CRITIQUE, concert. Peralada, le 1er août 2021. Récital Javier Camarena, ténor. Liceu / Riccardo Frizza 

CRITIQUE, concert. Peralada, le 1er août 2021. Récital Javier Camarena, ténor. Liceu / Riccardo Frizza - Par notre envoyé spécial Narcisso Fiordaliso. C’est toujours avec un plaisir non dissimulé qu’on pénètre dans l’enceinte du château de Peralada, la majesté des lieux et l’ambiance à la fois gaie et élégante du Festival promettant une soirée inoubliable. Cette 35e édition se clôturant sur un récital du merveilleux Javier Camarena, notre bonheur était complet.
Le ténor mexicain nous a tellement habitués à l’exceptionnel et à l’inoubliable que nous avons fini par oublier l’homme et le professionnel qui se cachent derrière le ténor, son timbre de miel, ses étourdissants suraigus.
Ce soir, on constate que l’artiste n’est pas au mieux de sa forme, peut-être fatigué par une série de Lucia di Lammermoor à Barcelone qui vient à peine de se finir et par l’année difficile qui vient de s’écouler. Restent le technicien et le musicien qui viennent néanmoins à bout d’un programme plutôt disparate.
L’air de Gérald dans Lakmé semble prendre le chanteur un peu à froid, et on s’étonne d’une diction française moins soignée qu’à l’accoutumée. Mais l’écriture de l’air lui convient bien, et il sait déployer sa belle voix mixte quand il le faut. Il aurait du, si les annulations ne s’en étaient mêlées, aborder le rôle dans son intégralité à la Deutsche Oper de Berlin quelques mois plus tôt, gageons que ce n’est que partie remise.
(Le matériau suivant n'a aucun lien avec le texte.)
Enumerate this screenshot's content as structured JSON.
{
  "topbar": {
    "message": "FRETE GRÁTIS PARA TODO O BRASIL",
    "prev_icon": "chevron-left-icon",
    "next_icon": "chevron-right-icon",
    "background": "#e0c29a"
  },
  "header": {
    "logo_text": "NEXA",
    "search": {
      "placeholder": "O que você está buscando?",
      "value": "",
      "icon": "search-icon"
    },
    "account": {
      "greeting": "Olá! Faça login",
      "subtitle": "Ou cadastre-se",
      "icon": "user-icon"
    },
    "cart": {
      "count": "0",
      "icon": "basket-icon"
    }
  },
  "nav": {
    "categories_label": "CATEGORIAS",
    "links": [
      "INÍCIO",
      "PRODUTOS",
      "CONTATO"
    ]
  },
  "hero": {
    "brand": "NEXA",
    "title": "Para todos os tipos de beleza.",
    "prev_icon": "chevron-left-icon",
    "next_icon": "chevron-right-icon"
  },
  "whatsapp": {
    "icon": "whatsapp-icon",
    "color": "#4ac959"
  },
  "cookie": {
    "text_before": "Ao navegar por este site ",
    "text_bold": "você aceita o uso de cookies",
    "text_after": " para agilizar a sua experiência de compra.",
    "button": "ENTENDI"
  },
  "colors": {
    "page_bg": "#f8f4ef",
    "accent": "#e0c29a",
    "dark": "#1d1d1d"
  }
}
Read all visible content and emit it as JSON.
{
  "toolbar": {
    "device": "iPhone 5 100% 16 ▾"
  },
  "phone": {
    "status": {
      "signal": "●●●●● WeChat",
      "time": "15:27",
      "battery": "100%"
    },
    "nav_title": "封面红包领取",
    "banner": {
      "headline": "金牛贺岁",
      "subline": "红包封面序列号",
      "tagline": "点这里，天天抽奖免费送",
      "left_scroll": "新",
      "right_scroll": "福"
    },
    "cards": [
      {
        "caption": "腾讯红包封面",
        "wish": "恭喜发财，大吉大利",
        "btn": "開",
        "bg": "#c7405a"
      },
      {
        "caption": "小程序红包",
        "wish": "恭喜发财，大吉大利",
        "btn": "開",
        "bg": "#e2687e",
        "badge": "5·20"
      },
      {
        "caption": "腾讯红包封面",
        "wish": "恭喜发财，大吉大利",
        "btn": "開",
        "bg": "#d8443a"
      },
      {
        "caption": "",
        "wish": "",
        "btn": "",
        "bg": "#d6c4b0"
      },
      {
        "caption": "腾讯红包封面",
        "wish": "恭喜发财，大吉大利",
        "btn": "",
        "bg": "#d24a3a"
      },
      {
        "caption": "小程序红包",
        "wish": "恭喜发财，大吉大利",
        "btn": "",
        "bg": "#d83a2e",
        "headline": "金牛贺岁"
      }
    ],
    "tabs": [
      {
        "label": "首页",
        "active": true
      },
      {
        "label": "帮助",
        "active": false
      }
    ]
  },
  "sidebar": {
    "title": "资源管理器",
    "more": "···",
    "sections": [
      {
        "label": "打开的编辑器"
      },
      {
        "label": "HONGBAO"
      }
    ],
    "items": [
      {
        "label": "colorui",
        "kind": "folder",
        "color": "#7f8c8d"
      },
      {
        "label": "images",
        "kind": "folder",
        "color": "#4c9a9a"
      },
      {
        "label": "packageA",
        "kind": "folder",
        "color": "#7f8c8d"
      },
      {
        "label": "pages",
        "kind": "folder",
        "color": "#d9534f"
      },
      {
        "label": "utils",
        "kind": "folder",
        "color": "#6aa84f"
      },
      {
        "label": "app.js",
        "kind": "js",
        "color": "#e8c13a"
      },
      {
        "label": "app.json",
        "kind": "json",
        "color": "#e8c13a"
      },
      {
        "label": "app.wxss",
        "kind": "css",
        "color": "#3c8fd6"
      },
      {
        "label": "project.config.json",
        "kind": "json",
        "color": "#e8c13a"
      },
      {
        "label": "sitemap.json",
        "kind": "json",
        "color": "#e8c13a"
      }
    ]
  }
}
CAMARENA, un grand professionnel

La Romance de Nadir est un air que Javier Camarena connaît bien, le chantant souvent en concert, l’ayant incarné à Bilbao. Ce soir, le souffle se fait plus court que d’habitude, mais la ligne et les aigus suspendus, demeurent.
Avec Ernesto dans Don Pasquale, l’artiste phrase très joliment cette aubade pleine de charme. Puis il semble retrouver son éclat habituel avec Daniele dans Betly, rareté de Donizetti. L’air se déroule avec élégance, et la cabalette électrise. Suivent deux airs de Mozart, dans lesquels le ténor semble devoir s’accommoder d’un centre de gravité vocal trop grave pour lui, qui le prive d’une partie de l’éclat de son instrument. Belmonte flatte peu sa voix, tandis que Tamino, trop souvent confié à des ténors à l’aigu court, bénéficie de son aisance vocale sans pour autant le mettre vraiment en valeur. Reste le musicien, touchant et sensible, notamment dans l’air du Portrait.
Grâce à Rodolfo dans La Bohème, Javier Camarena retrouve enfin une tessiture haute : c’est comme si l’instrument se rallumait. Avec orchestre, l’écriture de l’air parait bien un peu centrale pour la vocalité du chanteur, mais l’artiste et son sens des couleurs font le reste, et le contre-ut éclate enfin, rayonnant et radieux, tel qu’on l’attendait.

Tonio et ses 9 contre-uts

Pour finir, retour à son cheval de bataille : Tonio et ses neufs contre-uts, tous dardés avec panache, qui achèvent de soulever la salle. C’est là qu’on devine le plus le métier, la maîtrise du ténor, qui se joue de cet air redoutable malgré la fatigue. En bis, comme libéré, l’artiste offre au public une « Donna è mobile » étourdissante ainsi qu’un boléro « Contigo en la distancia », dédié à sa famille présente dans l’assistante, d’une douceur désarmante, aigu scintillant et legato ensorcelant.
Tout est bien qui finit bien.

On salue également le chœur et l’orchestre du Liceu, superbes de bout en bout, notamment dans un somptueux « Va pensiero » en bis, conduits d’une main de maître par Riccardo Frizza, toujours solide et à l’écoute.
Un mot également de la météo capricieuse qui a bien failli interrompre la soirée, les première gouttes ayant provoqué dans le public un vent de panique et un déballage massif des ponchos mis à disposition sur les sièges par le festival, les musiciens continuant à jouer comme si de rien n’était.
En somme, une drôle de soirée, comme un grand concerto pour ténor, orchestre, chœur et ponchos. Pas facile pour la concentration, mais un défi relevé avec brio par tous et une arrivée à bon port.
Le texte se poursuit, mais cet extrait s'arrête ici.